Samstag, 11.7. Auch heute war keine Zeit für Langschläfer. Um 09:00h brachte uns ein Bus, wieder in Begleitung unseres bewährten Cicerone PDG Zemann, in die Umgebung Pilsens und damit in die jüngere und ältere Geschichte Tschechiens. Auf dem Weg warfen wir einen Blick in den Kaolintagebau, der Grundlage für die Keramikindustrie Tschechiens ist. 
Dann aber brachte uns der Bus nach Marianske Tynice. Ursprünglich ein Zisterzienserkloster, hatte der stilreine Barockbau des italienischen Architekten Santini eine wechselvolle Geschichte. Nach etwa 100 Jahren kirchlicher Nutzung fiel er zusammen mit anderem Kirchenbesitz an das Haus Metternich. Die wussten nichts Rechtes damit anzufangen, sondern benutzten den Sakralbau als Lagerhaus und Dienerwohnung. Leider verfiel er Lauf der jetzt folgenden unruhigen Zeiten immer mehr. Erst nach der Wende brachte die Unterstützung durch die EU dann die Wiedergeburt. Heute ist der formschöne Bau Tagungs- und Konzertaufführungsstätte und enthält auch ein liebevoll zusammengestelltes kleines Heimatmuseum. 
Unser gemeinsames Mittagessen nahmen wir in einem gemütlichen böhmischen Lokal in der kleinen Stadt Kralovice ein. 
Von dort brachte uns der Bus nach Plazy, dem übergeordneten Kloster der Landschaft. Auch hier der gleiche historische Weg: von einer ehemals mächtigen Zisterzienserabtei in die Hände eines für die Donaumonarchie bedeutsamen Adelsgeschlechts. Im Gegensatz zu dem zuerst besuchten Ort haben sie hier allerdings in den Erhalt des mächtigen Kolleggebäudes investiert und sich außerdem standesgemäßen Wohnsitz und Geschlechtsgrablege gebaut. Obwohl heute äußerlich durchaus renovierungsbedürftig, ist der Kollegbau doch innerlich schon ganz gut wieder hergerichtet, wie wir bei einer Führung feststellen konnten. Einen krönenden Abschluss des Besuchs bildete ein kleines Orgelkonzert in der historischen Abteikirche. Nach diesem interessanten Tag in der Geschichte Tschechiens wurde auf dem Heimweg noch ein Mal ein Stopp in der Pilsener Urquellbrauerei eingelegt. Reich versehen mit entsprechenden Getränkevorräten fuhren wir dann klirrend zum Campingplatz weiter. Den Ausklang des Tages bildete eine große Teilnehmerrunde vor Norbert Meiks Wohnmobil. Er hat für viele gesprochen, als er anregte, den Weg des Präsidenten mitzugehen und seine Spende für die sozialen Projekte des RC Pilsen durch eine individuelle Spende der Teilnehmer zu ergänzen.

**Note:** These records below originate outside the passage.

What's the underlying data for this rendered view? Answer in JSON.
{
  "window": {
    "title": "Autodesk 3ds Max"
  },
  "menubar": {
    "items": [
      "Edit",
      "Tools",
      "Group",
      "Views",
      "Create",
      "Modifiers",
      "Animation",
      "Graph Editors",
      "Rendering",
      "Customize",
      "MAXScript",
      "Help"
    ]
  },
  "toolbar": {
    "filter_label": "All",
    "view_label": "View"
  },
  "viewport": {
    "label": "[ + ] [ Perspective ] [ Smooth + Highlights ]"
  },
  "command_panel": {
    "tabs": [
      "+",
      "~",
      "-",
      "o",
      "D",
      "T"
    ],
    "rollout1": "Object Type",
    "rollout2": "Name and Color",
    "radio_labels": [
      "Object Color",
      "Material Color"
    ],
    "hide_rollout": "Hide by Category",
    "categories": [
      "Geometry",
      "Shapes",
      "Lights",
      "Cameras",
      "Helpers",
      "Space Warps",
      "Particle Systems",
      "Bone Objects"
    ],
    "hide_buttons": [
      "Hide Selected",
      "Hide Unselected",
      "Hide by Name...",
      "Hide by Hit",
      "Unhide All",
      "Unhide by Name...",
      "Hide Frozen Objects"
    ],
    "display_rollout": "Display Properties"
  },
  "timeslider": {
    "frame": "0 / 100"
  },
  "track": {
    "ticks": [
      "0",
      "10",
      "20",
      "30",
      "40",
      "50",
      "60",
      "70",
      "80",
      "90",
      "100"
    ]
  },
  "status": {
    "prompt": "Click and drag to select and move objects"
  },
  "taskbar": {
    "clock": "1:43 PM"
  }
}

Sonntag 12.7. Auch hierbei kam eine ansehnliche Summe zusammen, die wir dann am nächsten Morgen nach gemeinsamem Frühstück und Verabschiedung von unseren Gastgebern übergeben konnten. Rüdiger und besonders Chrissy unser aller Dank für diese unterhaltsame und lehrreiche Reise in dies doch den Meisten bis dahin fremde Nachbarland!

Neben dem nächsten Treffen der Vagabunden in Freiburg wurde ein neues Reiseprojekt für 2016 bekanntgegeben. Paul Brose wird uns vom 8. -12. 6.2016 (Termin noch vorläufig) seine Heimat Ostfriesland mit Schwerpunkt um die Stadt Norden näherbringen.